İran Özel

İran Özel

 

İsfahan’daki temas ve incelemelerinin ardından, Azeri kökenli Türklerin yoğun olarak yaşadığı Tebriz şehrine geçen Cumhurbaşkanı Gül, Tebrizliler tarafından yoğun sevgi gösterileriyle karşılandı.

Tebriz'de Sevgi Gösterileri
Tebriz'de Öğle Yemeği
Tebriz'deki Tarihî Mekânlar

Tebriz Havaalanı'nda Cumhurbaşkanı Gül'ü, Doğu Azerbaycan Eyalet Valisi Ahmet Ali Rıza Beygi, Türkiye'nin Tebriz Başkonsolosu Yunus Belet ile diğer yetkililer karşıladı. Cumhurbaşkanı Gül, Tebriz’de Doğu Azerbaycan Eyalet Valisi Ahmet Ali Rıza Beydi’yi kabul etti. Eyalet Valisi Beydi, kabulde Cumhurbaşkanı Gül'e üzerinde Kuran-ı Kerim'den bir ayet bulunan ipek halı hediye etti. Cumhurbaşkanı Gül daha sonra Eyalet Valisi Beydi tarafından onuruna verilen öğle yemeğine katıldı.

TARİHÎ MEKÂNLAR

Meşrutiyet Müzesi, Gök Mescit ve Azerbaycan Müzesi’nde incelemelerde bulunan ve yetkililerden eserler hakkında bilgi alan Cumhurbaşkanı Gül, tarihî mekânları gezmek üzere şehir merkezinde ilerlerken Tebrizliler tarafından konvoyunun önü kesildi. Cumhurbaşkanı Gül'e yoğun sevgi gösterilerinde bulunan Tebrizliler, “Yaşasın Türkiye” ve “Azerbaycan-Türkiye” sloganları attılar. Cumhurbaşkanı Gül de, kendisine sevgi gösterisinde bulunan Tebrizlilere el sallayarak karşılık verdi.

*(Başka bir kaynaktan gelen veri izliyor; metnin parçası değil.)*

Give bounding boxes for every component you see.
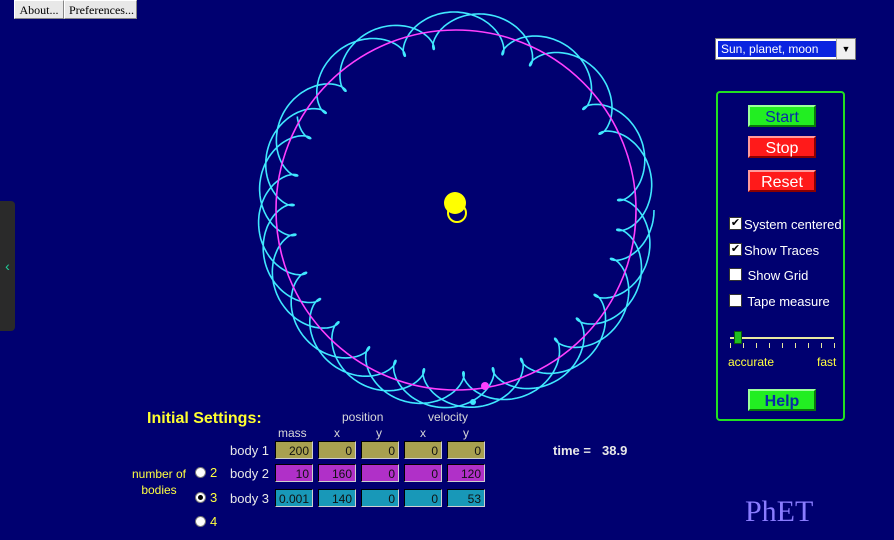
slider-tick (808, 343, 809, 348)
body-3-pos-y-input[interactable]: 0 (361, 489, 399, 507)
slider-knob[interactable] (734, 331, 742, 344)
speed-slider[interactable]: accurate fast (728, 329, 838, 369)
body-2-vel-y-input[interactable]: 120 (447, 464, 485, 482)
system-centered-option[interactable]: ✔ System centered (729, 217, 842, 232)
show-traces-label: Show Traces (744, 243, 820, 258)
body-2-pos-y-input[interactable]: 0 (361, 464, 399, 482)
velocity-x-header: x (420, 426, 426, 440)
body-2-label: body 2 (230, 466, 270, 481)
bodies-4-radio[interactable] (195, 516, 206, 527)
number-of-bodies-line-1: number of (131, 467, 187, 481)
phet-logo: PhET (745, 495, 814, 528)
bodies-4-label: 4 (210, 514, 218, 529)
moon-body (470, 399, 476, 405)
slider-tick (769, 343, 770, 348)
position-x-header: x (334, 426, 340, 440)
bodies-option-4[interactable]: 4 (195, 514, 217, 529)
body-1-pos-x-input[interactable]: 0 (318, 441, 356, 459)
body-3-pos-x-input[interactable]: 140 (318, 489, 356, 507)
body-1-pos-y-input[interactable]: 0 (361, 441, 399, 459)
tape-measure-option[interactable]: Tape measure (729, 294, 830, 309)
time-value: 38.9 (602, 443, 628, 458)
help-button[interactable]: Help (748, 389, 816, 411)
slider-track (730, 337, 834, 339)
stop-button[interactable]: Stop (748, 136, 816, 158)
show-grid-checkbox[interactable] (729, 268, 742, 281)
tape-measure-label: Tape measure (747, 294, 830, 309)
show-traces-option[interactable]: ✔ Show Traces (729, 243, 819, 258)
slider-tick (743, 343, 744, 348)
slider-tick (834, 343, 835, 348)
bodies-2-label: 2 (210, 465, 218, 480)
reset-button[interactable]: Reset (748, 170, 816, 192)
position-header: position (342, 410, 384, 424)
slider-tick (821, 343, 822, 348)
tape-measure-checkbox[interactable] (729, 294, 742, 307)
body-3-label: body 3 (230, 491, 270, 506)
slider-tick (730, 343, 731, 348)
show-grid-option[interactable]: Show Grid (729, 268, 808, 283)
slider-min-label: accurate (728, 355, 775, 369)
slider-max-label: fast (817, 355, 837, 369)
bodies-option-3[interactable]: 3 (195, 490, 217, 505)
mass-header: mass (278, 426, 307, 440)
bodies-3-radio[interactable] (195, 492, 206, 503)
bodies-2-radio[interactable] (195, 467, 206, 478)
body-3-mass-input[interactable]: 0.001 (275, 489, 313, 507)
start-button[interactable]: Start (748, 105, 816, 127)
bodies-option-2[interactable]: 2 (195, 465, 217, 480)
body-1-label: body 1 (230, 443, 270, 458)
body-2-mass-input[interactable]: 10 (275, 464, 313, 482)
position-y-header: y (376, 426, 382, 440)
number-of-bodies-line-2: bodies (141, 483, 177, 497)
preset-selected-value: Sun, planet, moon (718, 41, 839, 57)
number-of-bodies-label: number of bodies (128, 466, 190, 498)
control-panel: Start Stop Reset ✔ System centered ✔ Show … (716, 91, 845, 421)
show-grid-label: Show Grid (747, 268, 809, 283)
slider-tick (782, 343, 783, 348)
body-1-vel-x-input[interactable]: 0 (404, 441, 442, 459)
velocity-header: velocity (428, 410, 469, 424)
body-2-pos-x-input[interactable]: 160 (318, 464, 356, 482)
body-1-mass-input[interactable]: 200 (275, 441, 313, 459)
initial-settings-title: Initial Settings: (147, 410, 262, 427)
bodies-3-label: 3 (210, 490, 218, 505)
system-centered-checkbox[interactable]: ✔ (729, 217, 742, 230)
show-traces-checkbox[interactable]: ✔ (729, 243, 742, 256)
body-1-vel-y-input[interactable]: 0 (447, 441, 485, 459)
body-3-vel-x-input[interactable]: 0 (404, 489, 442, 507)
chevron-down-icon[interactable]: ▼ (836, 39, 855, 59)
body-2-vel-x-input[interactable]: 0 (404, 464, 442, 482)
body-3-vel-y-input[interactable]: 53 (447, 489, 485, 507)
velocity-y-header: y (463, 426, 469, 440)
slider-tick (756, 343, 757, 348)
time-label: time = (553, 443, 591, 458)
planet-body (481, 382, 489, 390)
preset-dropdown[interactable]: Sun, planet, moon ▼ (715, 38, 856, 60)
slider-tick (795, 343, 796, 348)
system-centered-label: System centered (744, 217, 842, 232)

TEBRİZ’DE TÜRK VATANDAŞLARIYLA BULUŞMA

Cumhurbaşkanı Gül, Tebriz’deki son programında Türkiye'nin Tebriz Başkonsolosu Yunus Belet tarafından verilen resepsiyonda Türk vatandaşlarıyla bir araya geldi. Cumhurbaşkanı Gül, İran'a daha önce birçok kez geldiğini ancak, İsfahan ve Tebriz'i ilk kez gördüğünü ve bundan da büyük memnuniyet duyduğunu belirtti.

TEBRİZ: “TÜRKİYE’YE YAKIN BÜYÜK BİR ŞEHİR”

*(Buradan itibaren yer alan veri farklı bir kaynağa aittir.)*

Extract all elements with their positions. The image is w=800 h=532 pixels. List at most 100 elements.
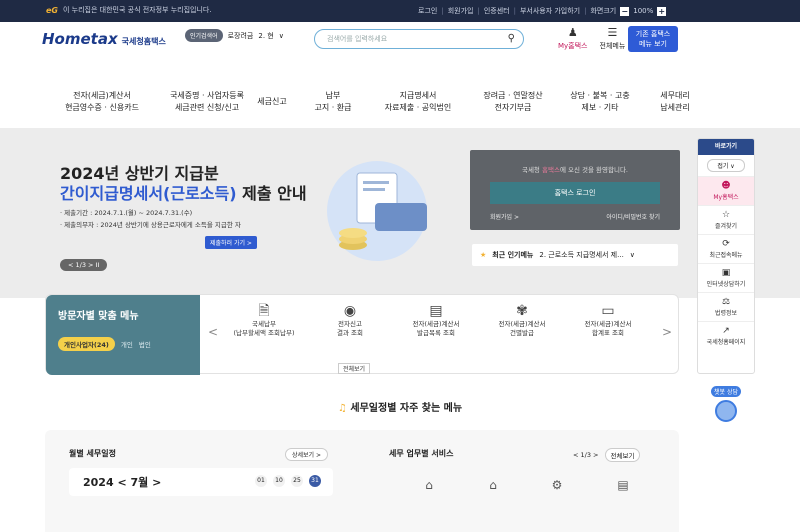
tab-individual[interactable]: 개인 (121, 339, 133, 349)
zoom-in-button[interactable]: + (657, 6, 667, 16)
view-all-button[interactable]: 전체보기 (338, 363, 371, 374)
visitor-menu-header: 방문자별 맞춤 메뉴 개인사업자(24) 개인 법인 (46, 295, 200, 375)
schedule-detail-button[interactable]: 상세보기 > (285, 448, 329, 461)
day-31[interactable]: 31 (309, 475, 321, 487)
schedule-days: 01 10 25 31 (255, 475, 321, 487)
popular-rank[interactable]: 2. 현 (258, 31, 273, 41)
top-bar: eG 이 누리집은 대한민국 공식 전자정부 누리집입니다. 로그인 | 회원가입… (0, 0, 800, 22)
folder-icon: ▭ (601, 303, 615, 319)
hero-obligor: · 제출의무자 : 2024년 상반기에 상용근로자에게 소득을 지급한 자 (60, 221, 241, 229)
money-bag-icon: ◉ (343, 303, 357, 319)
nav-tax-report[interactable]: 세금신고 (247, 96, 297, 108)
gov-notice: eG 이 누리집은 대한민국 공식 전자정부 누리집입니다. (46, 5, 212, 15)
cert-center-link[interactable]: 인증센터 (484, 6, 510, 16)
recent-popular-menu[interactable]: ★ 최근 인기메뉴 2. 근로소득 지급명세서 제... ∨ (472, 244, 678, 266)
monitor-icon: ▣ (721, 268, 731, 278)
home-document-icon[interactable]: ⌂ (417, 478, 441, 496)
nav-consult[interactable]: 상담 · 불복 · 고충 제보 · 기타 (560, 90, 640, 114)
nav-payment[interactable]: 납부 고지 · 환급 (303, 90, 363, 114)
quick-my-hometax[interactable]: ☻ My홈택스 (698, 176, 754, 205)
service-page-indicator[interactable]: < 1/3 > (573, 451, 599, 459)
year-month-selector[interactable]: 2024 < 7월 > (83, 474, 161, 490)
submit-go-button[interactable]: 제출하러 가기 > (205, 236, 257, 249)
tab-individual-business[interactable]: 개인사업자(24) (58, 337, 115, 351)
next-arrow-icon[interactable]: > (662, 325, 672, 339)
popular-pill: 인기검색어 (185, 29, 223, 42)
quick-links-panel: 바로가기 접기 ∨ ☻ My홈택스 ☆ 즐겨찾기 ⟳ 최근접속메뉴 ▣ 인터넷상담하기 … (697, 138, 755, 374)
hamburger-icon: ☰ (607, 26, 618, 39)
search-placeholder: 검색어를 입력하세요 (327, 35, 388, 43)
service-invoice-issue[interactable]: ✾ 전자(세금)계산서 건별발급 (482, 303, 562, 338)
tab-corporation[interactable]: 법인 (139, 339, 151, 349)
prev-arrow-icon[interactable]: < (208, 325, 218, 339)
building-icon[interactable]: ⌂ (481, 478, 505, 496)
service-by-task-title: 세무 업무별 서비스 (389, 449, 454, 458)
utility-links: 로그인 | 회원가입 | 인증센터 | 부서사용자 가입하기 | 화면크기 − 100%… (418, 6, 667, 16)
zoom-value: 100% (633, 7, 654, 15)
recent-icon: ⟳ (722, 239, 730, 249)
external-icon: ↗ (722, 326, 730, 336)
join-link[interactable]: 회원가입 (448, 6, 474, 16)
nav-certificate[interactable]: 국세증명 · 사업자등록 세금관련 신청/신고 (157, 90, 257, 114)
user-icon: ☻ (721, 181, 731, 191)
month-calendar: 2024 < 7월 > 01 10 25 31 (69, 468, 333, 496)
nav-incentive[interactable]: 장려금 · 연말정산 전자기부금 (468, 90, 558, 114)
dept-user-join-link[interactable]: 부서사용자 가입하기 (520, 6, 580, 16)
old-menu-button[interactable]: 기존 홈택스 메뉴 보기 (628, 26, 678, 52)
nav-tax-agent[interactable]: 세무대리 납세관리 (640, 90, 710, 114)
service-invoice-summary[interactable]: ▭ 전자(세금)계산서 합계표 조회 (568, 303, 648, 338)
recent-label: 최근 인기메뉴 (492, 251, 534, 259)
hero-illustration-icon (327, 161, 427, 261)
handshake-icon: ✾ (516, 303, 528, 319)
find-id-password-link[interactable]: 아이디/비밀번호 찾기 (606, 212, 660, 221)
popular-keyword[interactable]: 로장려금 (228, 31, 254, 41)
day-25[interactable]: 25 (291, 475, 303, 487)
nav-payment-statement[interactable]: 지급명세서 자료제출 · 공익법인 (368, 90, 468, 114)
fold-button[interactable]: 접기 ∨ (707, 159, 745, 172)
login-panel: 국세청 홈택스에 오신 것을 환영합니다. 홈택스 로그인 회원가입 > 아이디… (470, 150, 680, 230)
quick-online-consult[interactable]: ▣ 인터넷상담하기 (698, 263, 754, 292)
gov-notice-text: 이 누리집은 대한민국 공식 전자정부 누리집입니다. (63, 6, 212, 14)
cart-icon[interactable]: ⚙ (545, 478, 569, 496)
my-hometax-button[interactable]: ♟ My홈택스 (558, 26, 588, 51)
search-icon[interactable]: ⚲ (508, 33, 515, 44)
card-icon[interactable]: ▤ (611, 478, 635, 496)
bottom-section: 월별 세무일정 상세보기 > 2024 < 7월 > 01 10 25 31 세… (45, 430, 679, 532)
login-link[interactable]: 로그인 (418, 6, 437, 16)
all-menu-button[interactable]: ☰ 전체메뉴 (600, 26, 626, 51)
popular-keywords[interactable]: 인기검색어 로장려금 2. 현 ∨ (185, 29, 284, 42)
nav-e-invoice[interactable]: 전자(세금)계산서 현금영수증 · 신용카드 (52, 90, 152, 114)
chevron-down-icon[interactable]: ∨ (630, 251, 635, 259)
hero-pager[interactable]: < 1/3 > II (60, 259, 108, 271)
quick-favorites[interactable]: ☆ 즐겨찾기 (698, 205, 754, 234)
zoom-out-button[interactable]: − (620, 6, 630, 16)
old-menu-line1: 기존 홈택스 (635, 30, 671, 38)
recent-item[interactable]: 2. 근로소득 지급명세서 제... (539, 250, 623, 260)
quick-nts-home[interactable]: ↗ 국세청홈페이지 (698, 321, 754, 350)
day-01[interactable]: 01 (255, 475, 267, 487)
all-menu-label: 전체메뉴 (599, 42, 626, 50)
quick-title: 바로가기 (698, 139, 754, 155)
invoice-icon: ▤ (429, 303, 443, 319)
service-invoice-list[interactable]: ▤ 전자(세금)계산서 발급목록 조회 (396, 303, 476, 338)
star-icon: ☆ (721, 210, 731, 220)
service-tax-payment[interactable]: 🗎 국세납부 (납부할세액 조회납부) (224, 304, 304, 338)
chevron-down-icon[interactable]: ∨ (279, 32, 284, 40)
screen-size-label: 화면크기 (590, 7, 617, 15)
frequent-menu-title: ♫ 세무일정별 자주 찾는 메뉴 (337, 403, 463, 414)
quick-recent[interactable]: ⟳ 최근접속메뉴 (698, 234, 754, 263)
scale-icon: ⚖ (721, 297, 731, 307)
logo-main: Hometax (42, 30, 118, 48)
join-link[interactable]: 회원가입 > (490, 212, 519, 221)
service-e-report-result[interactable]: ◉ 전자신고 결과 조회 (310, 303, 390, 338)
old-menu-line2: 메뉴 보기 (639, 40, 667, 48)
quick-law-info[interactable]: ⚖ 법령정보 (698, 292, 754, 321)
hometax-logo[interactable]: Hometax 국세청홈택스 (42, 30, 166, 48)
search-input[interactable]: 검색어를 입력하세요 ⚲ (314, 29, 524, 49)
user-key-icon: ♟ (567, 26, 578, 39)
chatbot-label: 챗봇 상담 (711, 386, 741, 397)
egov-logo: eG (46, 5, 58, 15)
hometax-login-button[interactable]: 홈택스 로그인 (490, 182, 660, 204)
service-view-all-button[interactable]: 전체보기 (604, 448, 641, 462)
day-10[interactable]: 10 (273, 475, 285, 487)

İsfahan'da insanlığın ortak değeri olan önemli tarihî eserler gördüğünü söyleyen Cumhurbaşkanı Gül, bugün de ayrı bir hissiyat duyduğu Tebriz'de bulunduğunu kaydetti. Kendisine Tebrizlilerin sevgi gösterilerinde bulunduğunu dile getiren Cumhurbaşkanı Gül, “Sonuçta kan kanı çekiyor” dedi. Tebriz'in Türkiye'ye yakın, büyük bir şehir olduğunu, tüccarları ile ünlü olan bu kentte canlı bir hayat yaşandığını belirten Cumhurbaşkanı Gül, Tebriz ile Türkiye arasındaki ilişkilerin tarihin derinliklerine kadar uzandığına dikkati çekerek, bunun en önemli göstergesinin 1921 yılından bu yana Tebriz'de Türkiye'nin başkonsolosluğunun bulunması olduğunu söyledi.

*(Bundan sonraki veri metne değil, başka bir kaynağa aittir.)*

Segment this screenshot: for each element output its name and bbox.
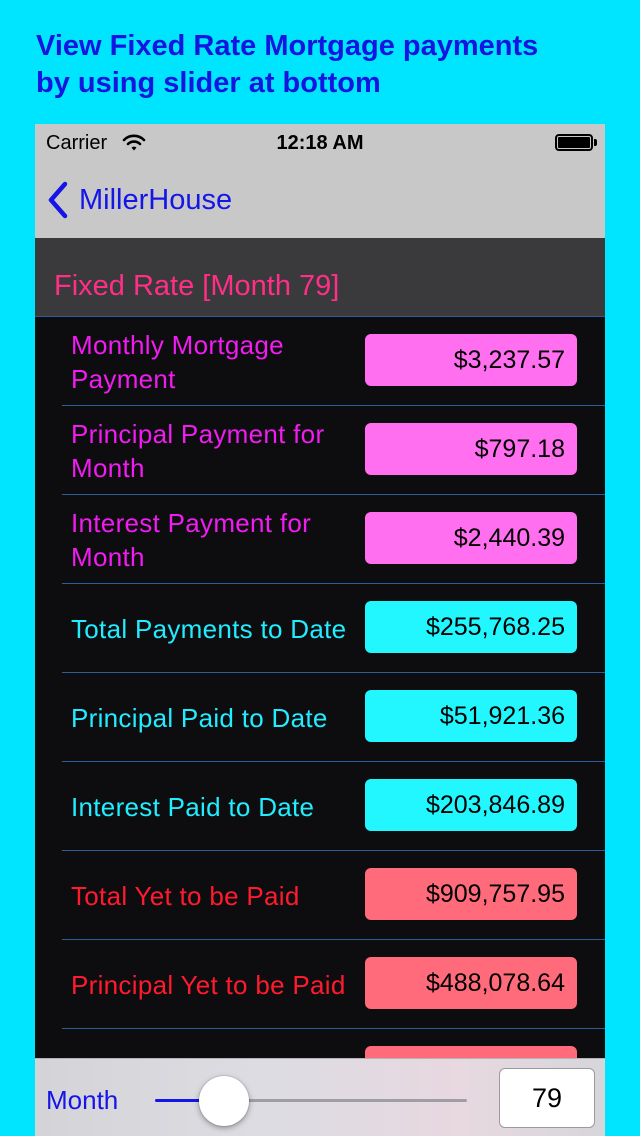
table-row: Interest Payment for Month $2,440.39 [35,495,605,584]
row-label: Interest Payment for Month [71,507,312,572]
row-label: Principal Yet to be Paid [71,969,346,1000]
battery-icon [555,134,593,151]
row-label: Principal Paid to Date [71,702,328,733]
navigation-bar: MillerHouse [35,164,605,239]
month-label: Month [46,1085,119,1115]
back-button[interactable]: MillerHouse [47,180,232,220]
chevron-left-icon [48,181,68,219]
caption-line-2: by using slider at bottom [36,67,381,99]
slider-thumb[interactable] [198,1076,249,1126]
table-row: Interest Paid to Date $203,846.89 [35,762,605,851]
row-value-field: $51,921.36 [365,690,577,742]
status-time: 12:18 AM [276,132,364,154]
row-label: Principal Payment for Month [71,418,325,483]
row-label: Total Payments to Date [71,613,347,644]
row-label: Monthly Mortgage Payment [71,329,284,394]
row-value-field: $797.18 [365,423,577,475]
row-value-field: $488,078.64 [365,957,577,1009]
row-label: Total Yet to be Paid [71,880,300,911]
instruction-caption: View Fixed Rate Mortgage payments by usi… [36,28,626,102]
bottom-toolbar: Month 79 [35,1058,605,1136]
phone-screen: Carrier 12:18 AM MillerHouse Fixed Rate … [35,124,605,1136]
slider-track-empty [223,1099,467,1102]
table-row: Total Payments to Date $255,768.25 [35,584,605,673]
battery-tip [594,139,597,146]
table-row: Principal Yet to be Paid $488,078.64 [35,940,605,1029]
row-value-field: $255,768.25 [365,601,577,653]
month-value-field[interactable]: 79 [499,1068,595,1128]
section-title: Fixed Rate [Month 79] [54,270,340,302]
table-row: Principal Paid to Date $51,921.36 [35,673,605,762]
caption-line-1: View Fixed Rate Mortgage payments [36,30,539,62]
table-row: Monthly Mortgage Payment $3,237.57 [35,317,605,406]
row-label: Interest Paid to Date [71,791,315,822]
status-bar: Carrier 12:18 AM [35,124,605,164]
section-header: Fixed Rate [Month 79] [35,238,605,317]
row-value-field: $3,237.57 [365,334,577,386]
table-row: Total Yet to be Paid $909,757.95 [35,851,605,940]
table-row: Principal Payment for Month $797.18 [35,406,605,495]
back-button-label: MillerHouse [79,183,233,216]
row-value-field: $203,846.89 [365,779,577,831]
payment-table: Monthly Mortgage Payment $3,237.57 Princip… [35,317,605,1118]
row-value-field: $909,757.95 [365,868,577,920]
row-value-field: $2,440.39 [365,512,577,564]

Cumhurbaşkanı Gül, konuşmasının sonunda heyetindeki bulunan iş adamlarının Tebrizli iş adamları ile gün boyunca görüşmeler yaptığını belirterek, görüşmelerden olumlu sonuçlar alınması dileğini ifade etti. İran temaslarını tamamlayan Cumhurbaşkanı Gül, Ankara’ya döndü.

AZERBAYCAN MÜZESİ:

Şehrin merkezî kısmında ve Gök Mescid’in hemen bitişiğinde bulunmaktadır. Nisan 1958 yılında açılmış; 1962 yılında da yenilenmiştir. 3 kattan oluşan müzenin en üst katında Pers, Selçuklu, Safevi medeniyetleri başta olmak üzere İran tarihinin muhtelif dönemlerine ait eserler; giriş katındaki arkeolojik eserler bölümünde, çoğunluğu Azerbaycan’da yapılan kazılarda bulunan ve 4 bin yıl öncesine kadar giden çeşitli tarihî buluntular, zemin katında ise Tebrizli heykeltıraş Ahad Hüseyni’nin günümüz dünyasını ve insanlığı tehdit eden tehlikeleri çağdaş sanat anlayışı ile sembolize eden heykelleri sergilenmektedir.

GÖK MESCİD – MAVİ CAMİ (MESCİD-İ KABUD):

Karakoyunlu Türkmen Hükümdarı Muzaferiddin Cihanşah (1436–1467) tarafından 1465 yılında yaptırılmıştır. Mavi çinilerinden dolayı Gök Mescid olarak anılmakta ve bu özelliği nedeniyle “İslam Turkuvazı” olarak da adlandırılmaktadır. Tebriz ve civarında yaşanan birçok depremden sonra harabe haline gelmiş, 18.yüzyılda da tamamen yıkılmıştır. Yeniden inşasına 1950 yılında başlanmıştır. Restorasyon çalışmaları halen devam etmektedir. Camiye ismini veren mavi çiniler sadece kapı çevresinde ve duvarında küçük bir yerde bulunmaktadır.

TEBRİZ MEŞRUTİYET BİNASI:

İki katlı olan bina 1868’de Tebrizli tüccarlardan Hacı Mehdi Koozekonani tarafından Hacı Vali Mimar Tebrizi’ye inşa ettirilmiştir. Kaçar dönemi mimarisinin bir örneği olan binanın sahibi Koozekonani, 1905 yılında İran’da ilk Anayasa’nın ilan edildiği Meşrutiyet Devrimi’nin mali destekçileri arasında yer almıştır. Bina Meşrutiyet Devrimi sırasında, aralarında Settar Han, Bagır Han, Sigat-ül İslam Tebrizî ve Hacı Mirza Ağa Farisi gibi devrim liderlerinin de bulunduğu aktivistlerin ve sempatizanların toplanma yeri olarak kullanılmıştır. Günümüzde müze olarak kullanılan ve 1975 yılından bu yana İran’ın kültürel mirasını oluşturan eserler arasında yer alan binada Meşrutiyet Devrimi’yle ilgili malzemeler sergilemektedir.